Quote:
Originally Posted by shane_kerr
$ find . -type f -print0 | xargs -0l basename | awk -F . '/\./{print $NF}' | sort --unique
What could be simpler? 
|
I guess from my noobie perspective, the original was a little simpler for two reasons.
- basename: I did not know about this Thanks for sharing the tool.
- regular expressions: I am way below understanding regular expressions. They come up a lot on the web though, so I often just cut and paste such things when I find a cure for a problem. I hope some may find this one too in the future.

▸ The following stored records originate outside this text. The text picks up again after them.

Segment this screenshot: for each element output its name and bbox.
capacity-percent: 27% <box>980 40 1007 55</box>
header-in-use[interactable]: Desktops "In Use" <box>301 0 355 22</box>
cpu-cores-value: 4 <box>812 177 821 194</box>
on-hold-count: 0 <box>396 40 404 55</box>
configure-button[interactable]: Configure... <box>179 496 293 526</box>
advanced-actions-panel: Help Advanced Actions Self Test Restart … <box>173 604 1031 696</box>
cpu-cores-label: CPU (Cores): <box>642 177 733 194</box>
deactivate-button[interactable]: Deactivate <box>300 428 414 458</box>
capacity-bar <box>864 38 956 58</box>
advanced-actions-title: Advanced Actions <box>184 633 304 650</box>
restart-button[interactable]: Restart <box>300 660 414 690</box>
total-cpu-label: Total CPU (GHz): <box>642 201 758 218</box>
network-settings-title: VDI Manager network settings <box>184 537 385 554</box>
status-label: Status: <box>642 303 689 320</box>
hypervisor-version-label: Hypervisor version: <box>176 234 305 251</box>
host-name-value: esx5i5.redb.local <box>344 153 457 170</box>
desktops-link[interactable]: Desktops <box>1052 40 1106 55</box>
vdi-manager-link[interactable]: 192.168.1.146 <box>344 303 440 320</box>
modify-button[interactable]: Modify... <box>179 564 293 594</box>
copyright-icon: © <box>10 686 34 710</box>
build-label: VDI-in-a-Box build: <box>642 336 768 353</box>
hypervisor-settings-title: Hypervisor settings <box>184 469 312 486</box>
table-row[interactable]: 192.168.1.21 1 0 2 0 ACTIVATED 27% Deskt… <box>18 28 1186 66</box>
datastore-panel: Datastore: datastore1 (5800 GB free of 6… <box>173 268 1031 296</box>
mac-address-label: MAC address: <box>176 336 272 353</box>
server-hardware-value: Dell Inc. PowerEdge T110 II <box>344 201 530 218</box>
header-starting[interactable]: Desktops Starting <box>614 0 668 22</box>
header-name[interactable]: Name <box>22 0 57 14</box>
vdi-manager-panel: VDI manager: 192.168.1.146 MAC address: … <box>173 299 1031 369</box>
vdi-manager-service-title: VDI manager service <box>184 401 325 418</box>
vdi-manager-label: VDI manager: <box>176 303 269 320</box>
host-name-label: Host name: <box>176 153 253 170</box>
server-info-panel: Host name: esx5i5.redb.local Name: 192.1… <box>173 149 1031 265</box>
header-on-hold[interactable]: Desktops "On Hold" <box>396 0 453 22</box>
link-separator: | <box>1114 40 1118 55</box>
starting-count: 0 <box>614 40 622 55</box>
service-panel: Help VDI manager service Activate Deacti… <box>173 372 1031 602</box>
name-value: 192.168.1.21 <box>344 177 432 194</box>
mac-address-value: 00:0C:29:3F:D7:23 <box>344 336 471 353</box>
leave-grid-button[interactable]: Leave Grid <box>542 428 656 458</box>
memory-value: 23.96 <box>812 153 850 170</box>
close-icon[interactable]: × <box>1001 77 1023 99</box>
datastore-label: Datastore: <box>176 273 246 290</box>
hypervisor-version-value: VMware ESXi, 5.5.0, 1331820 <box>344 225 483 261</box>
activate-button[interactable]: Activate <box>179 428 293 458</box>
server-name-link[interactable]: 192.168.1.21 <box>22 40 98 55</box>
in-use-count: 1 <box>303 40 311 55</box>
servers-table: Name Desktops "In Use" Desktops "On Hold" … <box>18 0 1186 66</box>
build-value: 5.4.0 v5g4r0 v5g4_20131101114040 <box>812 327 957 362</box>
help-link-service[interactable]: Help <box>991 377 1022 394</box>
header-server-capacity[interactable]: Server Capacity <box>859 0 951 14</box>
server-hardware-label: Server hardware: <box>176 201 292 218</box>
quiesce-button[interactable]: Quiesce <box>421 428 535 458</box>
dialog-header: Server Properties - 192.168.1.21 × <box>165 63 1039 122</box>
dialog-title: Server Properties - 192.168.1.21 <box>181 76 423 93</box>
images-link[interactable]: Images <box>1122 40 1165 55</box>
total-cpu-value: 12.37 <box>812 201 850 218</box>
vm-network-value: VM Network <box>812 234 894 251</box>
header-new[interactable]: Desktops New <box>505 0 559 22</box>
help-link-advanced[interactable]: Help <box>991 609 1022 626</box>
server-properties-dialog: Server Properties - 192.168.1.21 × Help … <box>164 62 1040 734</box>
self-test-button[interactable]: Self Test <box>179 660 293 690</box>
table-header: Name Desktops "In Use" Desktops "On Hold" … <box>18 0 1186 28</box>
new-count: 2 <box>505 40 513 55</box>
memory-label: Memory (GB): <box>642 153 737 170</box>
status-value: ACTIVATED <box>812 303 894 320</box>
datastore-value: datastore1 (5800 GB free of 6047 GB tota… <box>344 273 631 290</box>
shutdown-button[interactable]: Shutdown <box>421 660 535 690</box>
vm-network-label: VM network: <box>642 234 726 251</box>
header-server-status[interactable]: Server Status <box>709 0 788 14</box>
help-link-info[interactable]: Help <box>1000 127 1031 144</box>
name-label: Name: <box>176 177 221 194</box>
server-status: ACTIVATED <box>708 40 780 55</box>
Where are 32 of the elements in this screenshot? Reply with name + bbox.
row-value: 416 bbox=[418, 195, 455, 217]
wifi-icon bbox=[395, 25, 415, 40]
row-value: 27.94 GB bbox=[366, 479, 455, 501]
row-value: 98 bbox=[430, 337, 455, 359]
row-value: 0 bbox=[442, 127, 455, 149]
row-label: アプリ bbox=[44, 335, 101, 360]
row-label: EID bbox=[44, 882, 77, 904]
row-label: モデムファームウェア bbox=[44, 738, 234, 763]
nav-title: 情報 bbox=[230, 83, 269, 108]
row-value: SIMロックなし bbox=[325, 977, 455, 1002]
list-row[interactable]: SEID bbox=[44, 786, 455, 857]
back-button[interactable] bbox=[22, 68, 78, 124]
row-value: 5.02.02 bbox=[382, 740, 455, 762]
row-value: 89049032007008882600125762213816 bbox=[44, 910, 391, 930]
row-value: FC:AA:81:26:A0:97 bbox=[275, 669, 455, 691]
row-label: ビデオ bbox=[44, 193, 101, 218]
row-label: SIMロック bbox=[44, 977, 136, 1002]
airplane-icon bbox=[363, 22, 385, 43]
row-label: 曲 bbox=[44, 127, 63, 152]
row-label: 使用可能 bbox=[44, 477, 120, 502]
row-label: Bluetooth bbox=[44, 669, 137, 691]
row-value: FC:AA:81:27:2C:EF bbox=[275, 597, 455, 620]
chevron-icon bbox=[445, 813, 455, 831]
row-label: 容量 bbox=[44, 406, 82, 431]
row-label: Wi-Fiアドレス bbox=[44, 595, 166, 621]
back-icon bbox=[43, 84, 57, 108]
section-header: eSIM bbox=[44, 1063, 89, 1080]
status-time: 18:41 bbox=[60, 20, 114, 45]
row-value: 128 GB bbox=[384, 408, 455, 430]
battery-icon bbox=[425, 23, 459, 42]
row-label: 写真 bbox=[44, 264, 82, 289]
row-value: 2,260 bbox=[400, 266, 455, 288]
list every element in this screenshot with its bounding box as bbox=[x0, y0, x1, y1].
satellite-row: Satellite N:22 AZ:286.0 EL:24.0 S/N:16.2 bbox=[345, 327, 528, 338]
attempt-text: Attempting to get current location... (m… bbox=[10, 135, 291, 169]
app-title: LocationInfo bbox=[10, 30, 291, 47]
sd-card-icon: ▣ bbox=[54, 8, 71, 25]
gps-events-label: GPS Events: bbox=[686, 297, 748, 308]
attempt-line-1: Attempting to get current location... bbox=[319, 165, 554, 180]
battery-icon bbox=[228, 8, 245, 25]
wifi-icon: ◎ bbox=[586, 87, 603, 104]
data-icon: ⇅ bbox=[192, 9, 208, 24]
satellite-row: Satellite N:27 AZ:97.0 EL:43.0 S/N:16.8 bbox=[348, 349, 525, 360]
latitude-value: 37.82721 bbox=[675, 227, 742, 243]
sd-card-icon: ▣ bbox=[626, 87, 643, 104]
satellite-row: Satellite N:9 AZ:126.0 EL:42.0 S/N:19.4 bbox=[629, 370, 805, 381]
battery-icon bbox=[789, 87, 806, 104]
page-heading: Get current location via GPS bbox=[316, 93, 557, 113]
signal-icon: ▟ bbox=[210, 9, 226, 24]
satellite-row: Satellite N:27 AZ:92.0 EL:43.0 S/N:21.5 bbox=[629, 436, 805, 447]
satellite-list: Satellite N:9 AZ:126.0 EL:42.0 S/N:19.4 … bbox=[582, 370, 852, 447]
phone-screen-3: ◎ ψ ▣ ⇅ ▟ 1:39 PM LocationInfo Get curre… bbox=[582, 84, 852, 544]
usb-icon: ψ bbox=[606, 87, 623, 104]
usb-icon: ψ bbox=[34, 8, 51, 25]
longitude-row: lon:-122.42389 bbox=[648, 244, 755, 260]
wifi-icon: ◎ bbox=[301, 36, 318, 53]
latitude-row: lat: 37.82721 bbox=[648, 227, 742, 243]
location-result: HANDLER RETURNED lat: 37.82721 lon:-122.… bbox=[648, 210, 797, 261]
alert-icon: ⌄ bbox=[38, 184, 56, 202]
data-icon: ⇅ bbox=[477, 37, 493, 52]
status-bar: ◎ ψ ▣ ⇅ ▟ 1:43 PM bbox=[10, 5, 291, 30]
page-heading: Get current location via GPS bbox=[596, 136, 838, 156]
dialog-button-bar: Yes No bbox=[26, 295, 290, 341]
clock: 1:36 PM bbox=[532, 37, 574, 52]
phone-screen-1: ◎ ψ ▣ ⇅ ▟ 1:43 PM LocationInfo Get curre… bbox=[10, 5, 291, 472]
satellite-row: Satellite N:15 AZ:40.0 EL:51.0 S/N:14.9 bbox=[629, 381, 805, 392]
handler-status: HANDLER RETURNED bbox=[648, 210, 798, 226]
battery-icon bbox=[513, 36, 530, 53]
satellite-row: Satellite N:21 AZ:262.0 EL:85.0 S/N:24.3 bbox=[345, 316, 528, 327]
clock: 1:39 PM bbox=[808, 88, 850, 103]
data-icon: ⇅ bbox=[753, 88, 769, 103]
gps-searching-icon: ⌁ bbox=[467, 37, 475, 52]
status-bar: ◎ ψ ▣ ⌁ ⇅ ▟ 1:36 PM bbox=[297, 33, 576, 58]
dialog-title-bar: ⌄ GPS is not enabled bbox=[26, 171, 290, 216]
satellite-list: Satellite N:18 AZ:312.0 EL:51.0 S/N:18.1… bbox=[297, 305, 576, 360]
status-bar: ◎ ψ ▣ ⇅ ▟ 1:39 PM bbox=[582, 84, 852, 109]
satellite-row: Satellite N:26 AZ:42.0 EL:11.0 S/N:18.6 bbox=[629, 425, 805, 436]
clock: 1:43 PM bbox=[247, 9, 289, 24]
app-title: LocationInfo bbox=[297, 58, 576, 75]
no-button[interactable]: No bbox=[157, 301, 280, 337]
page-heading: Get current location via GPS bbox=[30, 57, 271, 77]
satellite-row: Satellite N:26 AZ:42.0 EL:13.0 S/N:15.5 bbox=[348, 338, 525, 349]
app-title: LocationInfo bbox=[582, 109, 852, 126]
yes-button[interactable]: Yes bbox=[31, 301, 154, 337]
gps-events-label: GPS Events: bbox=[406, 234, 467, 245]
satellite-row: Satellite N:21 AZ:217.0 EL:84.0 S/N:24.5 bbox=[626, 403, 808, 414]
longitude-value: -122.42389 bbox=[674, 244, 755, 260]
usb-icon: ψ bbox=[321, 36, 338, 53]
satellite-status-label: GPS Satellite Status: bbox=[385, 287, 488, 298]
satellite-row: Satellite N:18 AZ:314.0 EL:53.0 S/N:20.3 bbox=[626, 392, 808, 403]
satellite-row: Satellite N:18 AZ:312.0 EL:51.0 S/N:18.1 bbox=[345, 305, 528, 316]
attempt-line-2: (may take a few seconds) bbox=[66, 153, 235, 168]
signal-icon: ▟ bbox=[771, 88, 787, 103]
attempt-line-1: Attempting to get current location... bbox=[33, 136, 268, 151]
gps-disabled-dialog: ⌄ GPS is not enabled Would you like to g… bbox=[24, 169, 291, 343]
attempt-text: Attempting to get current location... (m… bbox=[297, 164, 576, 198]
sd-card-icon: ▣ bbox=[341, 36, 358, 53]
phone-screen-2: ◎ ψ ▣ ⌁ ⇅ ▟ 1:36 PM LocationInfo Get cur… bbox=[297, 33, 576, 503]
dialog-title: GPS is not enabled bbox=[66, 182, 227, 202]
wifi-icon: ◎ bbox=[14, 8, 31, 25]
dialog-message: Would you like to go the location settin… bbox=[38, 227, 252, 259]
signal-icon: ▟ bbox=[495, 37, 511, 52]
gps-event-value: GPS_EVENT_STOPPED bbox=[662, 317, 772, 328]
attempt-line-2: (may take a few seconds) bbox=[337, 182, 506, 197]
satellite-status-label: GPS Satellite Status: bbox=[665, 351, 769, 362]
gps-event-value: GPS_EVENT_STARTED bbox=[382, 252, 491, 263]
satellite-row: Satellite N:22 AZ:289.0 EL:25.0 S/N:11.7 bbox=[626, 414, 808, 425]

I timed the original discovery against this idea.
Reg-ex version:
Code:
user@system $ time find . -type f -print0 | xargs -0l basename | awk -F . '/\./{print $NF}' | sort --unique
.... file types ....
real 0m0.390s
user 0m0.008s
sys 0m0.028s
The execution delay was noticable. Maybe if there is a huge directory with many, many files this command could eat resources. (If that matters any more.)
Original:
Code:
user@system $ time find ./ -type f | awk -F . '{print $NF}' | sort --unique | awk -F / '{print $NF}'
.... file types ....
real 0m0.008s
user 0m0.004s
sys 0m0.000s
For comparison I also put the -printf option in the mix.
Code:
user@system $ time find ./ -type f -printf '%f\n' | awk -F . '{print $NF}' | sort --unique
.... file types ....
real 0m0.007s
user 0m0.004s
sys 0m0.000s
It looks like the winner!
However, the same -printf should work in the reg-ex version too, which can eliminate the pipe to basename. Let's see how it does.
Code:
user@system $ time find . -type f -printf '%f\n' | awk -F . '/\./{print $NF}' | sort --unique
.... file types ....
real 0m0.007s
user 0m0.000s
sys 0m0.004s
Well, after all that, I realized that I had already deleted my typeless files from the directory. When I put them back two of the improved versions failed to find the typeless files.
example:
Code:
user@system $ touch README
user@system $ touch inc/SOMEFILE
time find . -type f -printf '%f\n' | awk -F . '/\./{print $NF}' | sort --unique
css
gif
htaccess
jpg
js
patch
php
png
sql
swf
txt
real 0m0.007s
user 0m0.000s
sys 0m0.004s
The original idea and ntubski's -printf option work. So perhaps the winner is:
Code:
user@system $ time find ./ -type f -printf '%f\n' | awk -F . '{print $NF}' | sort --unique
css
gif
htaccess
jpg
js
patch
php
png
README
SOMEFILE
sql
swf
txt
real 0m0.007s
user 0m0.000s
sys 0m0.004s
It is fast as the original and finds all the file types, including those with no type.